The more exposure children have to chemicals called perfluorinated compounds, the less likely they are to have a good immune response to vaccinations, a study just published in JAMA, the Journal of the American Medical Association shows.
The finding suggests, but doesn't prove, that these chemicals can affect the immune system enough to make some children more vulnerable to infectious diseases.
For decades now, PFCs have been used in nonstick coatings, stain-resistant fabrics and some food packaging. And because they persist in the environment for years, they have become common around the globe.
"You can find them in polar bears," says Dr. Philippe Grandjean, the study's lead author who works at both Harvard and the University of Southern Denmark.
Studies in animals have shown that PFCs can weaken the immune system.
Grandjean wanted to know whether this was happening in children. So he led a team that studied nearly 600 kids in the Faroe Islands, which lie about halfway between Scotland and Iceland.
The Faroese have levels of PFCs similar to those of U.S. residents. Grandjean figured if the chemicals were having an effect, it would show up in the way kids' bodies responded to vaccinations.
Normally, a vaccine causes the production of lots of antibodies to a specific germ. But Grandjean says the response to tetanus and diphtheria vaccines was much weaker in 5-year-olds whose blood contained relatively high levels of PFCs.
"We found that the higher the exposure, the less capable the kids were in terms of responding appropriately to the vaccine," Grandjean says. The results raise the possibility that "the immune system is not really developing optimally."

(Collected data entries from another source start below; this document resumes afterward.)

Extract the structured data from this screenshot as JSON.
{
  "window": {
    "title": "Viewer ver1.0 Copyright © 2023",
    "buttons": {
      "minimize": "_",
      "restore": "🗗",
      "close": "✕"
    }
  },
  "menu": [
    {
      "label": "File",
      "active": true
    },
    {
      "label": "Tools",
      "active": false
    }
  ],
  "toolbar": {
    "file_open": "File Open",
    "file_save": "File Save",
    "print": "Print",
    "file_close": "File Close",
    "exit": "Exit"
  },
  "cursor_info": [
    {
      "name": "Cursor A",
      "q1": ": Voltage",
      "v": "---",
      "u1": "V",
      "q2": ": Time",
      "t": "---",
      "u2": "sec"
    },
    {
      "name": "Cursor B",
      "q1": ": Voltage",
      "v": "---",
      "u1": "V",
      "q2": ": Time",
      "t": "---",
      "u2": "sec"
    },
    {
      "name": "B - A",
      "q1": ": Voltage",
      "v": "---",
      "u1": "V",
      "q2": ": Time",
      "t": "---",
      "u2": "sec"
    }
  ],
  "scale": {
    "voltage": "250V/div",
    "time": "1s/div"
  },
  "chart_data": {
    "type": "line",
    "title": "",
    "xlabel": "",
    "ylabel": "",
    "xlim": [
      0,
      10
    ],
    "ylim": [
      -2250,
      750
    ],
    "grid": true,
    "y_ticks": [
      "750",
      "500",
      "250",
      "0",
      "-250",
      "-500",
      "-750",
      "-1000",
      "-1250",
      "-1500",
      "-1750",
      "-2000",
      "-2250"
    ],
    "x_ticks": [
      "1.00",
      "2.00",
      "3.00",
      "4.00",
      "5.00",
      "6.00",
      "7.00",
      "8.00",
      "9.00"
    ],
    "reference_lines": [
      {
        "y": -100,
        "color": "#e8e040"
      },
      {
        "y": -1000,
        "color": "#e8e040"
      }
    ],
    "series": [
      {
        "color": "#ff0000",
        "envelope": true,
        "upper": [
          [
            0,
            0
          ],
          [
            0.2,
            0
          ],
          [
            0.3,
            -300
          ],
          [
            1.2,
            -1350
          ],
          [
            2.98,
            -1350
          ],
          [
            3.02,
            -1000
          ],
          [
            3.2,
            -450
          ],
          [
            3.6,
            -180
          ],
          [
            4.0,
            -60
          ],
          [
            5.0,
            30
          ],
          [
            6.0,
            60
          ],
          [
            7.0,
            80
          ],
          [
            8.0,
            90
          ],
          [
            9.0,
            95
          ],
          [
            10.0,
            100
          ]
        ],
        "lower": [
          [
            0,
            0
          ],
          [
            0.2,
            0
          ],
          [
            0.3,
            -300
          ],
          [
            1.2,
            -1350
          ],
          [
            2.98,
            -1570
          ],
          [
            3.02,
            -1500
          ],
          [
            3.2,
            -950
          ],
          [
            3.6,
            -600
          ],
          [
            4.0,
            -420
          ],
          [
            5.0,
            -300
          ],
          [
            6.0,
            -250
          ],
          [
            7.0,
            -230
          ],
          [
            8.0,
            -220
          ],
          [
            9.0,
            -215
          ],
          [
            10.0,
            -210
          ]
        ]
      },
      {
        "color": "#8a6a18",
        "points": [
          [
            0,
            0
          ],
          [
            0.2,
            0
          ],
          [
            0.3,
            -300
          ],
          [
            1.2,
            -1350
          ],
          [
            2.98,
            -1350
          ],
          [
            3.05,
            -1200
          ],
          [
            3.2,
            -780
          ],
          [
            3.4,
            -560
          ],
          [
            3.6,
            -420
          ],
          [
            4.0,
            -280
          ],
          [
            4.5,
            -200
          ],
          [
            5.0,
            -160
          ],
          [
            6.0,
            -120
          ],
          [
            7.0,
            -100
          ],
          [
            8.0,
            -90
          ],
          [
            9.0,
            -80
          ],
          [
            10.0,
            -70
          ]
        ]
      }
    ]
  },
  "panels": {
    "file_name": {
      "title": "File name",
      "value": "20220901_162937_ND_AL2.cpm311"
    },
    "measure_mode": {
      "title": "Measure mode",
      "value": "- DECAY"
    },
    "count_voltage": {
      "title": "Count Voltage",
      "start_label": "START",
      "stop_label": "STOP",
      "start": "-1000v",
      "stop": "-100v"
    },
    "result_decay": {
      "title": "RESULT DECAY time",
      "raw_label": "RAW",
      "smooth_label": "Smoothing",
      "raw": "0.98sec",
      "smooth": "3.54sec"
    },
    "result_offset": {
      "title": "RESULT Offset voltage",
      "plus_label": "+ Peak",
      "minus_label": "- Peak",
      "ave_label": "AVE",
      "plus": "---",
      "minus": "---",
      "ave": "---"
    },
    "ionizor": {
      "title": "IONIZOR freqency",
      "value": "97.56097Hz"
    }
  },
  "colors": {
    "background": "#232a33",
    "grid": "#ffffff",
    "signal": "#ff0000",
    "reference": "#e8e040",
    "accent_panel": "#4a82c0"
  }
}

The health effects of PFCs are still poorly understood. But in the past decade, government scientists have become increasingly concerned about possible links to developmental problems in children.
As a result, the Environmental Protection Agency has taken steps that have resulted in some PFCs being phased out.

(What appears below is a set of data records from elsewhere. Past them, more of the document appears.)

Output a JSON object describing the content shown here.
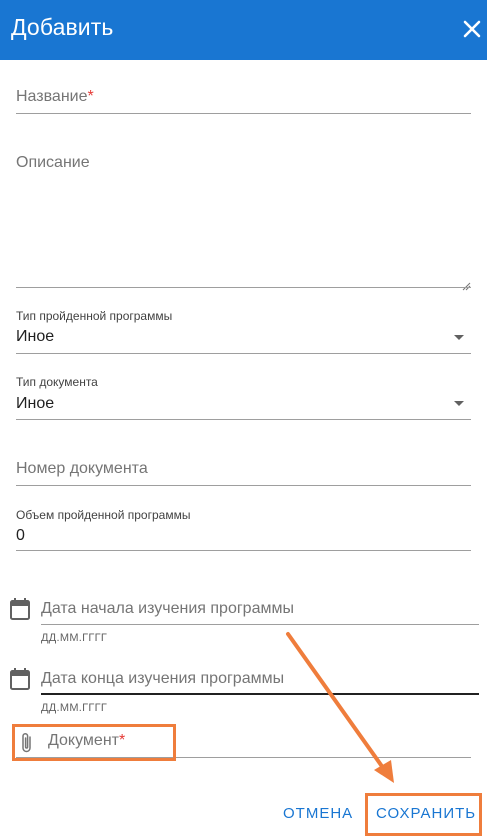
{
  "dialog": {
    "title": "Добавить",
    "close_icon": "close-icon"
  },
  "form": {
    "name_label": "Название",
    "required_mark": "*",
    "description_label": "Описание",
    "program_type": {
      "label": "Тип пройденной программы",
      "value": "Иное"
    },
    "document_type": {
      "label": "Тип документа",
      "value": "Иное"
    },
    "document_number_label": "Номер документа",
    "program_volume": {
      "label": "Объем пройденной программы",
      "value": "0"
    },
    "start_date": {
      "placeholder": "Дата начала изучения программы",
      "hint": "ДД.ММ.ГГГГ",
      "icon": "calendar-icon"
    },
    "end_date": {
      "placeholder": "Дата конца изучения программы",
      "hint": "ДД.ММ.ГГГГ",
      "icon": "calendar-icon"
    },
    "document_attach": {
      "label": "Документ",
      "icon": "paperclip-icon"
    }
  },
  "actions": {
    "cancel_label": "ОТМЕНА",
    "save_label": "СОХРАНИТЬ"
  },
  "colors": {
    "header": "#1976d2",
    "accent": "#1976d2",
    "required": "#e53935",
    "annotation": "#ef7d3c"
  }
}
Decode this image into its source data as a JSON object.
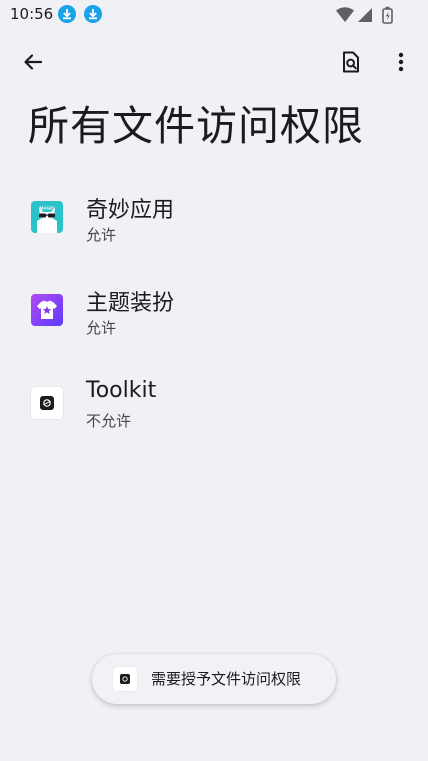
{
  "status_bar": {
    "time": "10:56",
    "notification_icons": [
      "download-icon",
      "download-icon"
    ],
    "system_icons": [
      "wifi-icon",
      "cell-signal-icon",
      "battery-charging-icon"
    ]
  },
  "app_bar": {
    "back_icon": "arrow-back-icon",
    "search_doc_icon": "document-search-icon",
    "overflow_icon": "more-vert-icon"
  },
  "page": {
    "title": "所有文件访问权限"
  },
  "apps": [
    {
      "name": "奇妙应用",
      "status": "允许",
      "icon": "magic-app-icon",
      "icon_text": "MAGIC"
    },
    {
      "name": "主题装扮",
      "status": "允许",
      "icon": "theme-tshirt-icon"
    },
    {
      "name": "Toolkit",
      "status": "不允许",
      "icon": "toolkit-icon"
    }
  ],
  "toast": {
    "text": "需要授予文件访问权限",
    "icon": "toolkit-icon"
  },
  "colors": {
    "background": "#f0f1f5",
    "download_badge": "#1aa3e8",
    "magic_teal": "#2bc3c9",
    "theme_purple": "#8a3df0"
  }
}
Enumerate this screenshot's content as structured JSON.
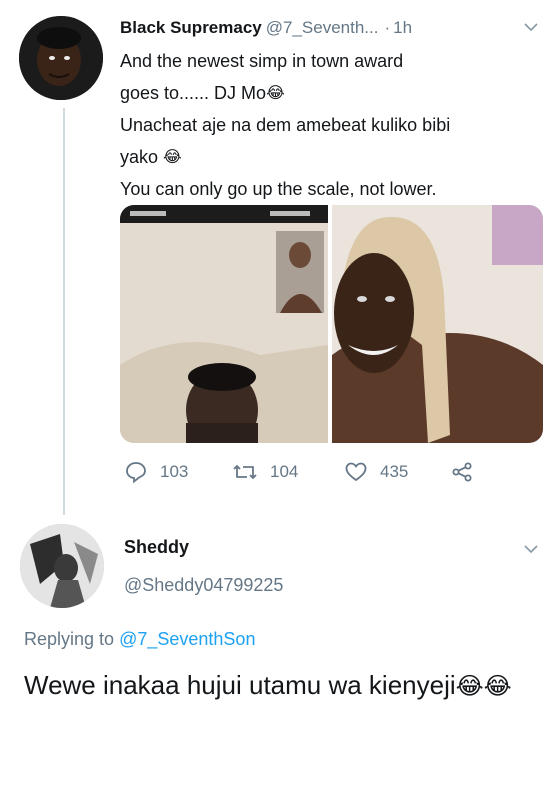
{
  "tweet": {
    "author_name": "Black Supremacy",
    "author_handle": "@7_Seventh...",
    "separator": "·",
    "time": "1h",
    "lines": [
      "And the newest simp in town award",
      "goes to...... DJ Mo",
      "Unacheat aje na dem amebeat kuliko bibi",
      "yako",
      "You can only go up the scale, not lower."
    ],
    "emoji": "😂",
    "stats": {
      "replies": "103",
      "retweets": "104",
      "likes": "435"
    }
  },
  "reply": {
    "author_name": "Sheddy",
    "author_handle": "@Sheddy04799225",
    "replying_prefix": "Replying to",
    "replying_to": "@7_SeventhSon",
    "text": "Wewe inakaa hujui utamu wa kienyeji",
    "emoji": "😂😂"
  }
}
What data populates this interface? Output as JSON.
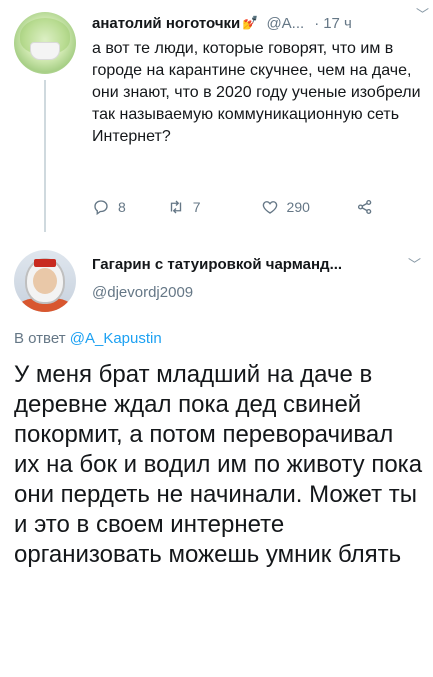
{
  "tweet1": {
    "author_name": "анатолий ноготочки",
    "author_emoji": "💅",
    "handle": "@A...",
    "dot": "·",
    "time": "17 ч",
    "caret": "﹀",
    "body": "а вот те люди, которые говорят, что им в городе на карантине скучнее, чем на даче, они знают, что в 2020 году ученые изобрели так называемую коммуникационную сеть Интернет?",
    "actions": {
      "reply_count": "8",
      "retweet_count": "7",
      "like_count": "290"
    }
  },
  "tweet2": {
    "author_name": "Гагарин с татуировкой чарманд...",
    "handle": "@djevordj2009",
    "caret": "﹀",
    "reply_prefix": "В ответ",
    "reply_mention": "@A_Kapustin",
    "body": "У меня брат младший на даче в деревне ждал пока дед свиней покормит, а потом переворачивал их на бок и водил им по животу пока они пердеть не начинали. Может ты и это в своем интернете организовать можешь умник блять"
  },
  "colors": {
    "text": "#14171a",
    "muted": "#657786",
    "link": "#1da1f2",
    "thread_line": "#cfd9de"
  }
}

These chemicals aren't as frightening as some found in the environment, says Dr, Alan Ducatman from West Virginia University, which has been part of a large study of a PFC known as C8. "But they are clearly problematic," he says, adding that the C8 study also found some evidence of an effect on the immune system.

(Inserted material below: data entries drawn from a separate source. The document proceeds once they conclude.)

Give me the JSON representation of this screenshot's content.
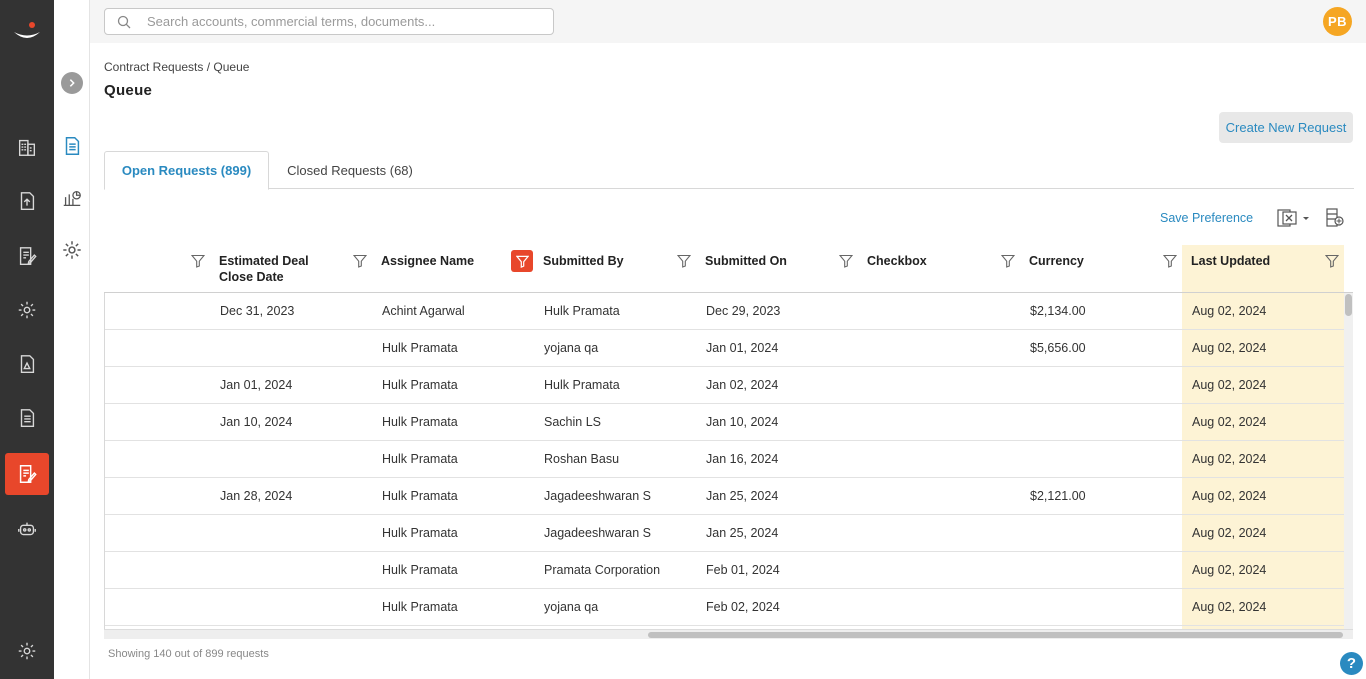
{
  "search": {
    "placeholder": "Search accounts, commercial terms, documents..."
  },
  "user": {
    "initials": "PB"
  },
  "breadcrumb": "Contract Requests / Queue",
  "page_title": "Queue",
  "actions": {
    "create_new_request": "Create New Request",
    "save_preference": "Save Preference"
  },
  "tabs": [
    {
      "label": "Open Requests (899)",
      "active": true
    },
    {
      "label": "Closed Requests (68)",
      "active": false
    }
  ],
  "columns": [
    {
      "label": "Estimated Deal Close Date"
    },
    {
      "label": "Assignee Name"
    },
    {
      "label": "Submitted By",
      "filter_active": true
    },
    {
      "label": "Submitted On"
    },
    {
      "label": "Checkbox"
    },
    {
      "label": "Currency"
    },
    {
      "label": "Last Updated"
    }
  ],
  "rows": [
    {
      "close_date": "Dec 31, 2023",
      "assignee": "Achint Agarwal",
      "submitted_by": "Hulk Pramata",
      "submitted_on": "Dec 29, 2023",
      "checkbox": "",
      "currency": "$2,134.00",
      "last_updated": "Aug 02, 2024"
    },
    {
      "close_date": "",
      "assignee": "Hulk Pramata",
      "submitted_by": "yojana qa",
      "submitted_on": "Jan 01, 2024",
      "checkbox": "",
      "currency": "$5,656.00",
      "last_updated": "Aug 02, 2024"
    },
    {
      "close_date": "Jan 01, 2024",
      "assignee": "Hulk Pramata",
      "submitted_by": "Hulk Pramata",
      "submitted_on": "Jan 02, 2024",
      "checkbox": "",
      "currency": "",
      "last_updated": "Aug 02, 2024"
    },
    {
      "close_date": "Jan 10, 2024",
      "assignee": "Hulk Pramata",
      "submitted_by": "Sachin LS",
      "submitted_on": "Jan 10, 2024",
      "checkbox": "",
      "currency": "",
      "last_updated": "Aug 02, 2024"
    },
    {
      "close_date": "",
      "assignee": "Hulk Pramata",
      "submitted_by": "Roshan Basu",
      "submitted_on": "Jan 16, 2024",
      "checkbox": "",
      "currency": "",
      "last_updated": "Aug 02, 2024"
    },
    {
      "close_date": "Jan 28, 2024",
      "assignee": "Hulk Pramata",
      "submitted_by": "Jagadeeshwaran S",
      "submitted_on": "Jan 25, 2024",
      "checkbox": "",
      "currency": "$2,121.00",
      "last_updated": "Aug 02, 2024"
    },
    {
      "close_date": "",
      "assignee": "Hulk Pramata",
      "submitted_by": "Jagadeeshwaran S",
      "submitted_on": "Jan 25, 2024",
      "checkbox": "",
      "currency": "",
      "last_updated": "Aug 02, 2024"
    },
    {
      "close_date": "",
      "assignee": "Hulk Pramata",
      "submitted_by": "Pramata Corporation",
      "submitted_on": "Feb 01, 2024",
      "checkbox": "",
      "currency": "",
      "last_updated": "Aug 02, 2024"
    },
    {
      "close_date": "",
      "assignee": "Hulk Pramata",
      "submitted_by": "yojana qa",
      "submitted_on": "Feb 02, 2024",
      "checkbox": "",
      "currency": "",
      "last_updated": "Aug 02, 2024"
    }
  ],
  "footer": {
    "count_text": "Showing 140 out of 899 requests"
  },
  "help": {
    "label": "?"
  },
  "colors": {
    "accent": "#e8472b",
    "link": "#2a8ac0",
    "highlight_column": "#fdf3d5",
    "rail": "#333333"
  }
}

Consumers in the U.S. have reason to be concerned about PFCs, Ducatman says, even though exposure to some of them is falling.
The problem is that levels "are not going down in other parts of the world and in fact there are places where they may even be going up," Ducatman says.
One of those places is China, says Grandjean. And that's a problem for countries that buy products from China, he says.
"We may just be importing products with the same compounds," he says. "So I don't think that we have solved the exposure problem yet and I think it needs international attention."
That's beginning to happen. Some global treaties are beginning to include language restricting the use of certain PFCs.